Parameterize Pipelines And Datasets In Azure Data Factory With Demo

Introduction

In continuation of our previous article, we will look at how could we use parameterization in datasets and pipelines. We will also implement a pipeline with simple copy activity to see how and where we can implement parameters in the Azure data factory.

Consider a scenario where you want to run numerous pipelines with many datasets for your project. At times this becomes very hard to manage multiple linked services one for server name, database with different credentials and it becomes a tedious process. What if there is a way to use a single linked service or pipeline for all requirements, sounds good right? This is what exactly parameterization does. It helps us to enter the server name, database name, credentials, etc., dynamically when we are running the pipeline thereby helping us to reuse instead of creating one for each request.

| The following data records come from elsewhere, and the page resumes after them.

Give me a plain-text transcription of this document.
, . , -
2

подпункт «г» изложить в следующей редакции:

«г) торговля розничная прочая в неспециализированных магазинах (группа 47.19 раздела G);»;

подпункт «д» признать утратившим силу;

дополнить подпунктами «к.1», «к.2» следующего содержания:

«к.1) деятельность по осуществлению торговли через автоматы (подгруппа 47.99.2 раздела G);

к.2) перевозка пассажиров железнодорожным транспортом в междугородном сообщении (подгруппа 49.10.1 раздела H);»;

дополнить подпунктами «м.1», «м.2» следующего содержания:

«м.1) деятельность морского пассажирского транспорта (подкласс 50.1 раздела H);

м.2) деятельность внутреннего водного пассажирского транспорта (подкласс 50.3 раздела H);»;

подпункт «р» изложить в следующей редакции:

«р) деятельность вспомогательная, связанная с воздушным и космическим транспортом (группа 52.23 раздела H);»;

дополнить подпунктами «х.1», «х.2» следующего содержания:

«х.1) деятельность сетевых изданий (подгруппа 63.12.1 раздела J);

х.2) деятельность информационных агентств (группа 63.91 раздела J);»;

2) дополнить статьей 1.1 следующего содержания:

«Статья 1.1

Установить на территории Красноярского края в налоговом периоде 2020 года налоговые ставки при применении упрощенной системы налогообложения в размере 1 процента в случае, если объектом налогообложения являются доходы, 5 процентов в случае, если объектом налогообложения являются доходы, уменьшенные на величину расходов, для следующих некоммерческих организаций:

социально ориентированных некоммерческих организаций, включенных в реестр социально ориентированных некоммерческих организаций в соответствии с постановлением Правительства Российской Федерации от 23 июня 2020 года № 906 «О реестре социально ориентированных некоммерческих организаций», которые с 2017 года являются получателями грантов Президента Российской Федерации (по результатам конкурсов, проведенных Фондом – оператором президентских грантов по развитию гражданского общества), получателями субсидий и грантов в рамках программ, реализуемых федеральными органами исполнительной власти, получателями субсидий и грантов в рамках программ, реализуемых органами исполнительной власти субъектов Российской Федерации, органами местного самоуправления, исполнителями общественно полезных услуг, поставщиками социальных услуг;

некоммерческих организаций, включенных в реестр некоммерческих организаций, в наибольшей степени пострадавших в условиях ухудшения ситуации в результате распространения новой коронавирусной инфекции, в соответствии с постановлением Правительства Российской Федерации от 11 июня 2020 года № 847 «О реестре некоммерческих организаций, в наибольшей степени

Parameterization in Datasets

Let’s look at a demo on how to get used to the parameterization in datasets. In my previous article, I have discussed how to use parameterization in linked services. On that, I have created a parameter for database name which obviously means that I can give different DB names dynamically over the run time instead of creating a linked service for each requirement.

Now go to azure data factory studio and create a new dataset like given below.

I have a SQL database in my azure subscription which I will use for this demo. The database can be selected as per your choice within the given list.

After creating the dataset, I have selected the linked services which I have created earlier and then I am creating two parameters through the parameters tab, one for dbName and tableName. Remember the dbName parameter is which we created when creating Linked services earlier hence I have referred here to add to the table name as well. The default values can be left blank as we should be able to pass the values dynamically when running the pipeline.

Once this is done you can call your dataset anywhere in the pipeline and pass on values at run-time.

Parameterization in Pipelines

The demo task we are looking at today is to copy records from one table to another in a SQL database. We will create a new pipeline and then click and drag the ‘Copy data’ task from ‘Move & transform’. There will be options with multiple tables for configuring source and sink(destination), settings, etc. once when you click the copy data task.

Other than all the tabs provided here, the tabs we will work on are source and sink. Obviously, we have to call the dataset that we have created in the previous section into the ‘Source’ tab. We can see the parameters that we used when creating the dataset will be listed out as soon as we select the source dataset -dbName and tableName in this case.

A similar setup goes for the destination too, the ‘Sink’ tab. Since this is a demo I am copying data from one table to another in the same database, you can create the sink to be another SQL database or any other destination as per your choice. We can see the sink tab lists out

By this time if you are wondering what value has been given in the parameters for both source and sink, let me explain. Since I am going to copy records from one table to another from the same database it is very simple and easy to hardcode the tableName and dbName but that will restrict me to use the hardcoded value only and cannot be reused with any other tableName or dbName. We can overcome this by creating parameters on the fly at the pipeline level.

I have created three parameters SourceDBPipeline and SourceTable(dbName and tableName from dataset) for source and DestTable (destination table where the records will be copied to) for sink. So now all the parameters has been created and set how are we going to implement it? Where these parameters are going to be called out from and at which step would we be able to enter the database and table name? Here comes the final part…

Trigger

I have discussed triggers in one of my previous blogs that it is a scheduler or mechanism where we could run our pipeline. Here we are going to call out the parameters just when we trigger this pipeline.

We can see the trigger button at the top center above the pipeline window, Just click it and create a new trigger.

Once when you have entered the details and click OK and you will land into a new window called ‘trigger run parameters’ where we will be hardcoding the database name or table name dynamically as per our requirement whenever we run the pipeline.

After entering the details click OK and then publish the pipeline to run it. Remember to debug it before you run.

Demo

I have created a SQL database table called Employee and filled it up few dummy rows just for this demo. This will be acting as a source table and the records from these tables will be copied over the new table using the pipeline.

I have also created another blank table Employee2 as the destination table. Let's trigger the pipeline and see if the records are copied over.

We can see the pipeline succeeded.

See the records have been copied to the new table Employee2

Summary

In this article, we saw a demo of how end-to-end parameterization could be implemented on both datasets and pipelines in a practical scenario hope this will be helpful. We will look at more azure data topics in the coming weeks.

References

Microsoft Azure data factory official documentation.